Além disso, há o risco de que essa prática normalize a substituição de relações reais por vínculos ilusórios. Em vez de buscarmos apoio em comunidades, amigos ou até profissionais da saúde mental, acabamos mergulhando em um mundo onde não há espaço para o diálogo, mas apenas para a repetição de padrões estéreis, disfuncionais, sem nexo algum, sem futuro, no sentido mais literal da expressão.
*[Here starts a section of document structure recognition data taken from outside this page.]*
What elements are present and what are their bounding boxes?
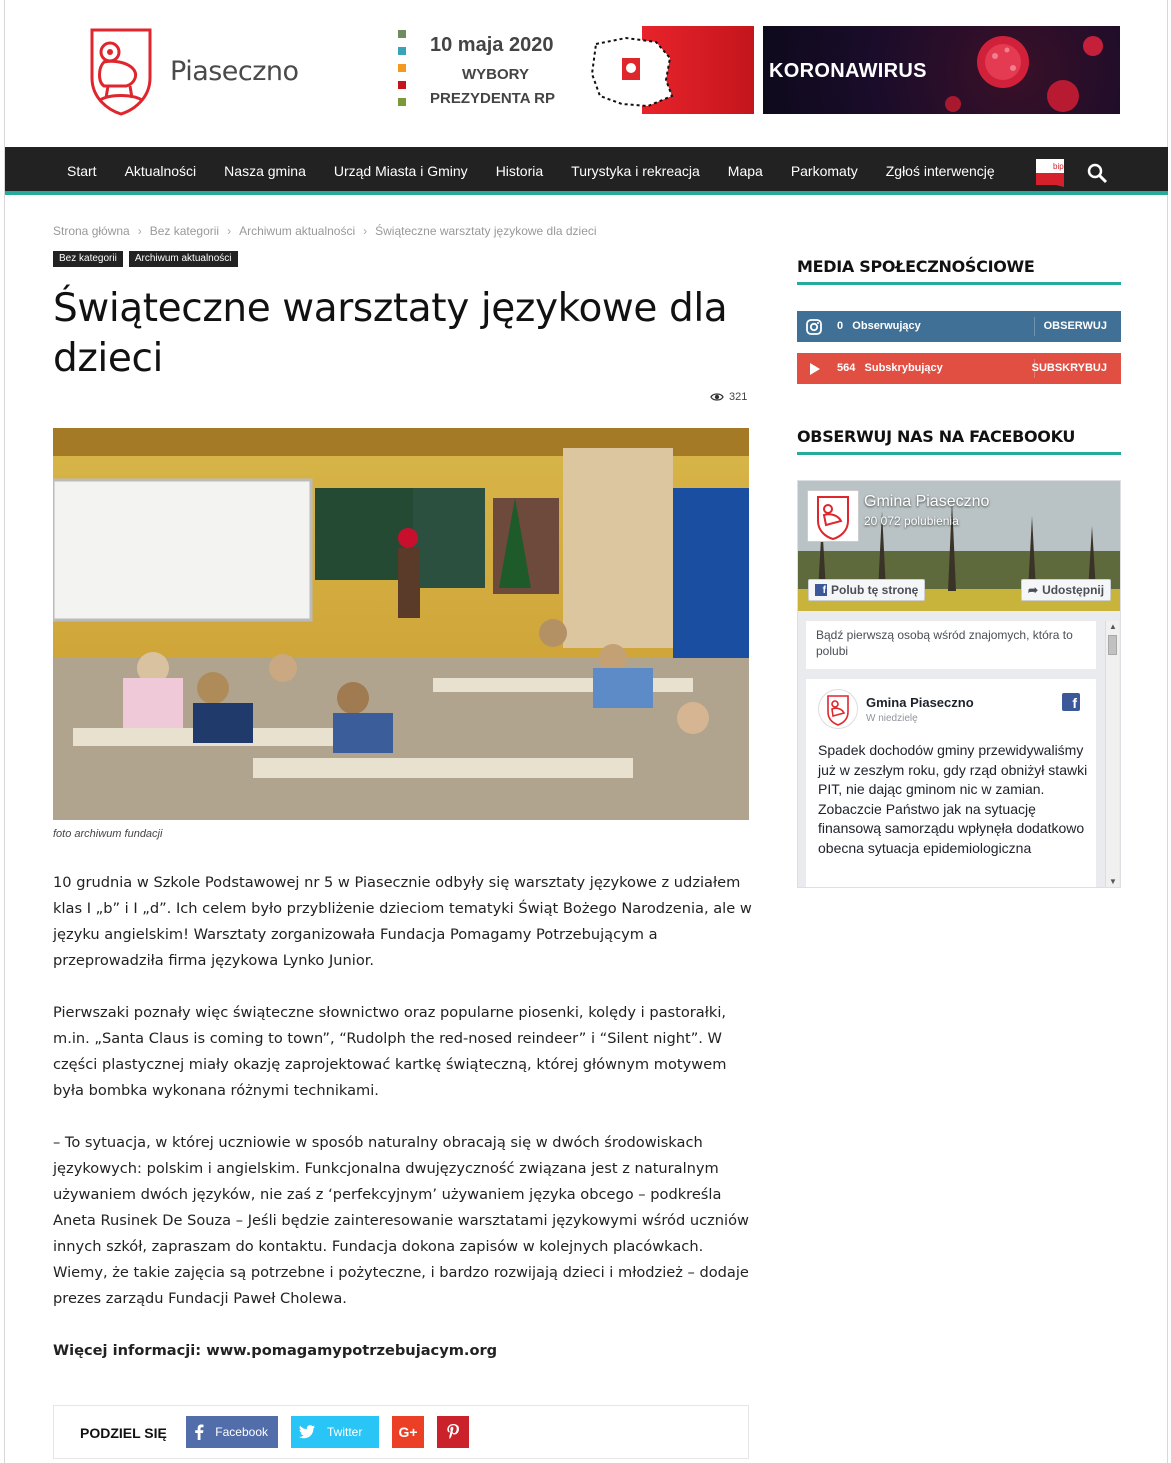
facebook-share-button[interactable]: ➦ Udostępnij [1021, 579, 1111, 601]
youtube-icon [805, 360, 823, 378]
article-photo [53, 428, 749, 820]
nav-item-historia[interactable]: Historia [495, 163, 544, 179]
nav-item-mapa[interactable]: Mapa [727, 163, 763, 179]
facebook-page-likes: 20 072 polubienia [864, 514, 959, 528]
breadcrumb-current: Świąteczne warsztaty językowe dla dzieci [375, 224, 597, 238]
article-paragraph: – To sytuacja, w której uczniowie w sposób naturalny obracają się w dwóch środowiskach językowych: polskim i angielskim. Funkcjonalna dwujęzyczność związana jest z naturalnym używaniem dwóch języków, nie zaś z ‘perfekcyjnym’ używaniem języka obcego – podkreśla Aneta Rusinek De Souza – Jeśli będzie zainteresowanie warsztatami językowymi wśród uczniów innych szkół, zapraszam do kontaktu. Fundacja dokona zapisów w kolejnych placówkach. Wiemy, że takie zajęcia są potrzebne i pożyteczne, i bardzo rozwijają dzieci i młodzież – dodaje prezes zarządu Fundacji Paweł Cholewa. [53, 1134, 749, 1307]
view-count-value: 321 [729, 391, 748, 403]
election-date: 10 maja 2020 [430, 34, 554, 56]
facebook-page-avatar[interactable] [807, 490, 859, 542]
divider [1034, 317, 1035, 336]
facebook-icon [186, 1416, 211, 1448]
share-pinterest-button[interactable] [437, 1416, 469, 1448]
feed-scrollbar[interactable] [1105, 621, 1119, 887]
election-banner[interactable] [396, 26, 754, 114]
youtube-row[interactable] [797, 353, 1121, 384]
photo-caption: foto archiwum fundacji [53, 828, 163, 840]
banner-stripes [398, 26, 406, 114]
article-body [53, 870, 753, 1390]
search-icon[interactable] [1086, 162, 1108, 184]
election-line2: WYBORY [462, 66, 529, 83]
facebook-small-icon: f [815, 584, 827, 596]
twitter-icon [291, 1416, 323, 1448]
category-tag[interactable]: Archiwum aktualności [129, 251, 238, 267]
view-count [710, 391, 747, 403]
breadcrumb-separator: › [227, 224, 232, 238]
share-bar [53, 1405, 749, 1459]
facebook-post [806, 679, 1096, 888]
post-avatar[interactable] [818, 689, 858, 729]
twitter-label: Twitter [327, 1425, 363, 1439]
share-twitter-button[interactable] [291, 1416, 379, 1448]
facebook-heading: OBSERWUJ NAS NA FACEBOOKU [797, 427, 1076, 446]
eye-icon [710, 392, 724, 402]
coronavirus-banner[interactable] [763, 26, 1120, 114]
coronavirus-label: KORONAWIRUS [769, 60, 927, 82]
breadcrumb-category[interactable]: Bez kategorii [149, 224, 220, 238]
facebook-widget [797, 480, 1121, 888]
main-navigation [5, 147, 1168, 195]
instagram-icon [805, 318, 823, 336]
facebook-page-name[interactable]: Gmina Piaseczno [864, 493, 990, 510]
heading-underline [797, 282, 1121, 285]
scroll-up-icon[interactable]: ▲ [1109, 622, 1117, 631]
breadcrumb [53, 224, 597, 238]
instagram-count: 0 Obserwujący [837, 320, 921, 332]
nav-item-parkomaty[interactable]: Parkomaty [790, 163, 858, 179]
bip-icon[interactable] [1036, 159, 1064, 187]
social-media-heading: MEDIA SPOŁECZNOŚCIOWE [797, 257, 1035, 276]
share-google-button[interactable] [392, 1416, 424, 1448]
pinterest-icon [437, 1416, 469, 1448]
share-arrow-icon: ➦ [1028, 583, 1039, 597]
nav-item-turystyka[interactable]: Turystyka i rekreacja [571, 163, 700, 179]
nav-item-zglos[interactable]: Zgłoś interwencję [885, 163, 995, 179]
facebook-label: Facebook [215, 1425, 268, 1439]
share-label: PODZIEL SIĘ [80, 1425, 167, 1441]
election-line3: PREZYDENTA RP [430, 90, 556, 107]
piaseczno-logo[interactable] [88, 26, 154, 116]
svg-text:bip: bip [1053, 162, 1064, 171]
logo-text[interactable]: Piaseczno [170, 56, 299, 87]
post-date[interactable]: W niedzielę [866, 713, 918, 724]
article-paragraph: 10 grudnia w Szkole Podstawowej nr 5 w Piasecznie odbyły się warsztaty językowe z udziałem klas I „b” i I „d”. Ich celem było przybliżenie dzieciom tematyki Świąt Bożego Narodzenia, ale w języku angielskim! Warsztaty zorganizowała Fundacja Pomagamy Potrzebującym a przeprowadziła firma językowa Lynko Junior. [53, 874, 752, 969]
instagram-follow-button[interactable]: OBSERWUJ [1043, 320, 1107, 332]
first-friend-note: Bądź pierwszą osobą wśród znajomych, która to polubi [806, 621, 1096, 669]
share-facebook-button[interactable] [186, 1416, 278, 1448]
nav-item-aktualnosci[interactable]: Aktualności [124, 163, 197, 179]
more-info-link[interactable]: Więcej informacji: www.pomagamypotrzebujacym.org [53, 1342, 498, 1359]
scrollbar-thumb[interactable] [1108, 635, 1117, 655]
facebook-like-button[interactable]: f Polub tę stronę [808, 579, 925, 601]
article-title: Świąteczne warsztaty językowe dla dzieci [53, 286, 728, 381]
heading-underline [797, 452, 1121, 455]
nav-item-urzad[interactable]: Urząd Miasta i Gminy [333, 163, 468, 179]
breadcrumb-archive[interactable]: Archiwum aktualności [239, 224, 356, 238]
nav-item-start[interactable]: Start [67, 163, 97, 179]
facebook-icon: f [1062, 693, 1080, 711]
category-tags [53, 251, 238, 267]
scroll-down-icon[interactable]: ▼ [1109, 877, 1117, 886]
breadcrumb-separator: › [363, 224, 368, 238]
poland-map-icon [586, 34, 676, 110]
nav-item-nasza-gmina[interactable]: Nasza gmina [224, 163, 306, 179]
google-plus-icon: G+ [398, 1424, 418, 1440]
breadcrumb-separator: › [137, 224, 142, 238]
post-text: Spadek dochodów gminy przewidywaliśmy już w zeszłym roku, gdy rząd obniżył stawki PIT, nie dając gminom nic w zamian. Zobaczcie Państwo jak na sytuację finansową samorządu wpłynęła dodatkowo obecna sytuacja epidemiologiczna [818, 742, 1088, 856]
post-author[interactable]: Gmina Piaseczno [866, 695, 974, 710]
nav-menu [53, 147, 1009, 195]
article-paragraph: Pierwszaki poznały więc świąteczne słownictwo oraz popularne piosenki, kolędy i pastorałki, m.in. „Santa Claus is coming to town”, “Rudolph the red-nosed reindeer” i “Silent night”. W części plastycznej miały okazję zaprojektować kartkę świąteczną, której głównym motywem była bombka wykonana różnymi technikami. [53, 1004, 727, 1099]
youtube-subscribe-button[interactable]: SUBSKRYBUJ [1031, 362, 1107, 374]
facebook-feed [798, 611, 1121, 888]
youtube-count: 564 Subskrybujący [837, 362, 943, 374]
breadcrumb-home[interactable]: Strona główna [53, 224, 130, 238]
instagram-row[interactable] [797, 311, 1121, 342]
category-tag[interactable]: Bez kategorii [53, 251, 123, 267]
A sociedade adoecida que abraça os bebês reborn como solução para suas dores emocionais é a mesma que negligencia debates profundos sobre direitos da criança, sobre saúde mental, vínculos afetivos e o impacto das relações superficiais promovidas pelas redes sociais. Ao invés de enfrentar os desafios emocionais, buscamos alívio imediato em simulacros que, no fundo, não nos devolvem a humanidade perdida.

Os bebês reborn, bonecos apenas, coitados, não são os culpados; são sintomas de algo muito maior. Ao nos encantarmos por sua perfeição plástica e pela ilusão de controle emocional que proporcionam, esquecemos que a verdadeira riqueza das relações está nas imperfeições, nos desafios e nas conquistas que só podem surgir em conexões reais.

A pergunta que fica é: quantos de nós estamos trocando o caos e a beleza da vida autêntica pela comodidade de um afeto falso? A febre dos bebês reborn não é apenas uma curiosidade social, mas sim, um alerta sobre o tipo de sociedade adoecida e sem rumo na qual estamos nos tornando.

 

Por Delmiro Gomes Neto

Advogado e Professor do Curso de Direito do UNIFIP. Tem mestrado em Direito Internacional pela Universidade Católica de Santos.